The Family Farm Livestock website defines a fiber festival as, “a gathering of natural fiber enthusiasts including people selling yarn, fleeces. and spinning and/or weaving equipment and hand crafters doing demonstrations and selling handmade wearable items.”

 

The vendors that one might see at a fiber festival varies from people who raise alpacas, sheep and more for their fibers to those who use the fibers. Crafters who use fiber create art, clothes, accessories to name a few.

 

Fiber festivals can be unique, such as the “Alice Springs Beanie Fest” in Australia that celebrates all things beanies. The “Trailing of the Sheep Festival” that takes place in Idaho in October honors the area’s sheep ranching tradition, and a Minnesota Alpaca Exposition warns, on their website, to would be visitors of the Expo that, “alpaca may cause warm fuzzy feelings and uncontrollable smiles,” according to agratourism.com.

 

Fiber Festivals have been growing in the United States and internationally.
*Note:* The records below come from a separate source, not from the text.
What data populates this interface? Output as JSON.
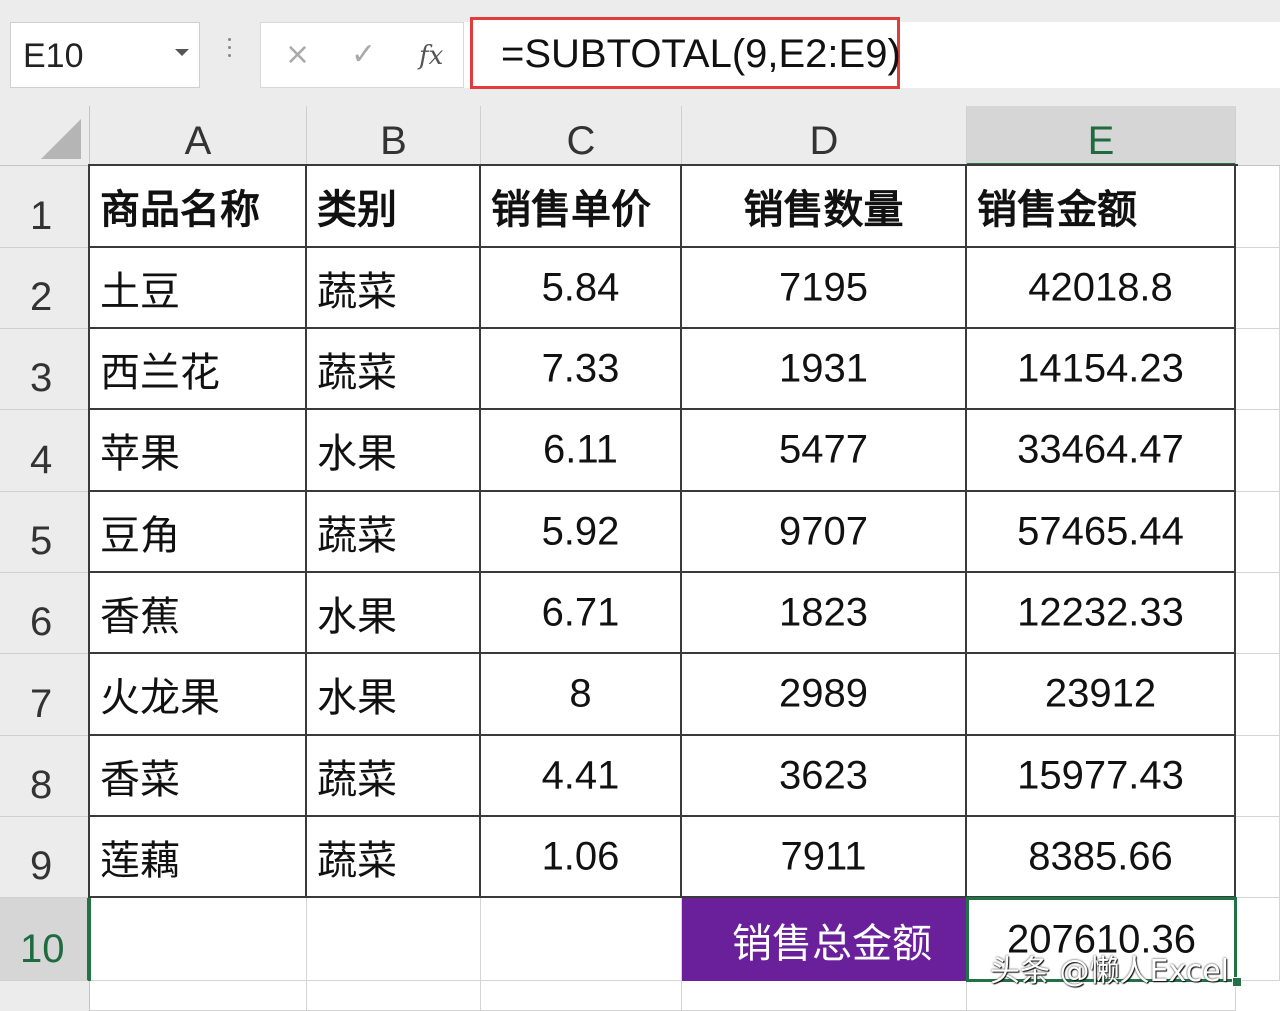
{
  "namebox": {
    "value": "E10"
  },
  "formula_bar": {
    "cancel_glyph": "×",
    "enter_glyph": "✓",
    "fx_glyph": "fx",
    "formula": "=SUBTOTAL(9,E2:E9)"
  },
  "columns": [
    "A",
    "B",
    "C",
    "D",
    "E"
  ],
  "rows": [
    "1",
    "2",
    "3",
    "4",
    "5",
    "6",
    "7",
    "8",
    "9",
    "10"
  ],
  "table": {
    "headers": [
      "商品名称",
      "类别",
      "销售单价",
      "销售数量",
      "销售金额"
    ],
    "rows": [
      [
        "土豆",
        "蔬菜",
        "5.84",
        "7195",
        "42018.8"
      ],
      [
        "西兰花",
        "蔬菜",
        "7.33",
        "1931",
        "14154.23"
      ],
      [
        "苹果",
        "水果",
        "6.11",
        "5477",
        "33464.47"
      ],
      [
        "豆角",
        "蔬菜",
        "5.92",
        "9707",
        "57465.44"
      ],
      [
        "香蕉",
        "水果",
        "6.71",
        "1823",
        "12232.33"
      ],
      [
        "火龙果",
        "水果",
        "8",
        "2989",
        "23912"
      ],
      [
        "香菜",
        "蔬菜",
        "4.41",
        "3623",
        "15977.43"
      ],
      [
        "莲藕",
        "蔬菜",
        "1.06",
        "7911",
        "8385.66"
      ]
    ],
    "total_label": "销售总金额",
    "total_value": "207610.36"
  },
  "watermark": "头条 @懒人Excel",
  "colors": {
    "highlight_purple": "#6a1f9b",
    "formula_border": "#e23b3b",
    "selection_green": "#217346"
  }
}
More than five years ago two friends, local to the area, that share a passion for raising fibers and creating art from the fibers decided to bring their talents together and create a local fiber festival. Kami Noyes, of Ranching Tradition Fiber in Whitehall, Montana, and Betty Kujawa, of Snowdrift Alpacas in Butte, Montana took the leap and created a unique and fun festival. Kami raises Targhee Rambouillet Sheep and Betty raises Alpacas. Both raise the animals for the fiber and create yarn from the fiber that they sell.

 

The Coper K Fiber Festival takes place at the Copper K Barn, located 8 miles South of Whitehall, MT, 786 Point of Rocks Road.  

 

A few of the vendors scheduled for this year include, Mrs. Hartman’s Farmhouse Market, selling handmade soar, skincare, candles and fleece to name a few. Notlwonk Springs from Utah will have naturally colored wool for spinners and weavers. Stone Cottage Pottery & Farm will have pottery. The Wool Mill & Serenity Sheep Farm Stay will be selling wool roving, yarn, and more. If you go to the website at https://www.copperkfiberfestival.com/ you can see the entire list of vendors.

 

The festival also will offer classes where you can learn to spin wool, weave, dye wool, and create felt art, among other fun activities.

 

This year they are offering a class in a fiber art that pre-dates both knitting and crochet, called nalbinding. According to vikingladyaine.wordpress.com, nalbinding, “is a method of creating a stretchy textile using short lengths of yarn and a single-eyed bone or wooden needle. Fabric is formed by looping and knotting the yarn through previously created loops, gradually building up row upon row of loops.” This craft dates back to the Viking age.

 

You can also sit in the shade of a tent and get in on free lectures on a variety of topics on everything fiber. These topics range to raising Alpacas to how to dye wool, and to creating pieces of art.

 

Refreshments are provided by Cindy Brennan of Red Apron Catering of Whitehall, Montana.

 

The Copper K Fiber Festival is a nice time to spend in the sun among artists, vendors, sheep people, alpaca people and friends.  

 

The 2021 copper K Fiber Festival is on Saturday, July 17 from 9:00 am to 5:00 pm, and Sunday, July 18. From 9:00 am to 3:00 pm.